Автор как герой: личность и литературная традиция у Булгакова, Пастернака и Набокова

Мандельштам был не единственным, кто пытался переосмыслить взаимоотношения гуманистических идей и жанра романа. Антиутопический роман Замятина «Мы» (1924), например, повествует о повторном открытии личной идентичности посредством автобиографического письма. В романе Федина «Города и годы» (1924) один из главных героев замечает:

…я как-то думал, что романы пишут так же, как строят ящики. Надо, чтобы каждая доска всеми сторонами сошлась с другими досками. Так, по крайней мере, писали романы до войны. Теперь и в романе нельзя, наверно, в одном месте свести больше двух человек разом.
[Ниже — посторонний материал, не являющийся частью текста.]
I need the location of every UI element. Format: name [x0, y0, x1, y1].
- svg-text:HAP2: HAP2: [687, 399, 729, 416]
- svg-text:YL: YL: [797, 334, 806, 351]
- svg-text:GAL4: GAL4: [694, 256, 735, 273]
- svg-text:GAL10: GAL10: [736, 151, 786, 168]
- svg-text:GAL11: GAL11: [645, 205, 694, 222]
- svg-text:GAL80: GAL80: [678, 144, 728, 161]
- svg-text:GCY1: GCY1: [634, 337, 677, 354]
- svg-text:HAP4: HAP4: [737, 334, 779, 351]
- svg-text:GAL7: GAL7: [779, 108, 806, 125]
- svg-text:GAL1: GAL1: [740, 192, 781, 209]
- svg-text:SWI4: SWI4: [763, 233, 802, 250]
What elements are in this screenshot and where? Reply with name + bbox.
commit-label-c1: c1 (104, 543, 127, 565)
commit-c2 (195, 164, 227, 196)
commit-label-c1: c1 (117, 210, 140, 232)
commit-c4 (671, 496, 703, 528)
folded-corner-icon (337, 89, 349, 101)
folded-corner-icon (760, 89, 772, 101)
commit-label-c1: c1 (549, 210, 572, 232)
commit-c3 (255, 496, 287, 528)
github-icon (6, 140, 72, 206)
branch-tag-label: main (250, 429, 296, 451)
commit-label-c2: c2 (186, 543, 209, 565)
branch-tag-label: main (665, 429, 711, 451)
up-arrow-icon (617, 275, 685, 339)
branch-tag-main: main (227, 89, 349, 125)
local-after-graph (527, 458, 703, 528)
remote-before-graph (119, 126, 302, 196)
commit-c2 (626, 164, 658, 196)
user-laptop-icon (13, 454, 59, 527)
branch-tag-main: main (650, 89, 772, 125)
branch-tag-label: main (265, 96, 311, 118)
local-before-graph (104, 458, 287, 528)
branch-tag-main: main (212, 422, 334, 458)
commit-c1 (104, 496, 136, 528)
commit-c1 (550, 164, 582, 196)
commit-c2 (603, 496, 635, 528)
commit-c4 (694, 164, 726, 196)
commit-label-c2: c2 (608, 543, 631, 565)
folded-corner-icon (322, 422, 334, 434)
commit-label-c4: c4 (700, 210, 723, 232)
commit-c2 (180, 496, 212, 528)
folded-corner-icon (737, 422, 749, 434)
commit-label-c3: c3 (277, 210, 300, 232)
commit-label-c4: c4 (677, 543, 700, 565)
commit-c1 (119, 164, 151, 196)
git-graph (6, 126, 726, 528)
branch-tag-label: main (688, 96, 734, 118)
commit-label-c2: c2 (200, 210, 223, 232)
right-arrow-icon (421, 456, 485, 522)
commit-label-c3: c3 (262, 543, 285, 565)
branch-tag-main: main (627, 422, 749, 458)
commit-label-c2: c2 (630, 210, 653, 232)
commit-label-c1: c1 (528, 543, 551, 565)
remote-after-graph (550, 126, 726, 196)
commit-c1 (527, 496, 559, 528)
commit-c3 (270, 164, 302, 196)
Клей не годится, не держит. <…> Те доски, какие еще держатся, надо разъединить, может быть разбить, потому что они искусственно склеены и потому что таким клеем нельзя склеить людей в человечество [Федин 1974: 239].

Обычно подтверждая наши ожидания обязательного «развития» персонажа, романы часто ориентированы на исследование вопроса о создании узнаваемой человеческой жизни. Однако роман был не единственным жанром, позволявшим изучать потенциально (де)гуманизирующий эффект литературы. Маяковский, например, едва ли не постоянно задавался риторическим вопросом, есть ли у поэтов целостное «я», поскольку не мог найти жанра, который полностью интегрировал бы его личность. Даже «Владимир. Маяковский. Трагедия» (1913) не отражает его «я»; ее заключительный стих фактически заканчивается на имени «Маяковский», как бы подразумевая, что реальная личность одновременно отмечает границы художественного текста и выходит за рамки намеченного в этом тексте образа лирического героя.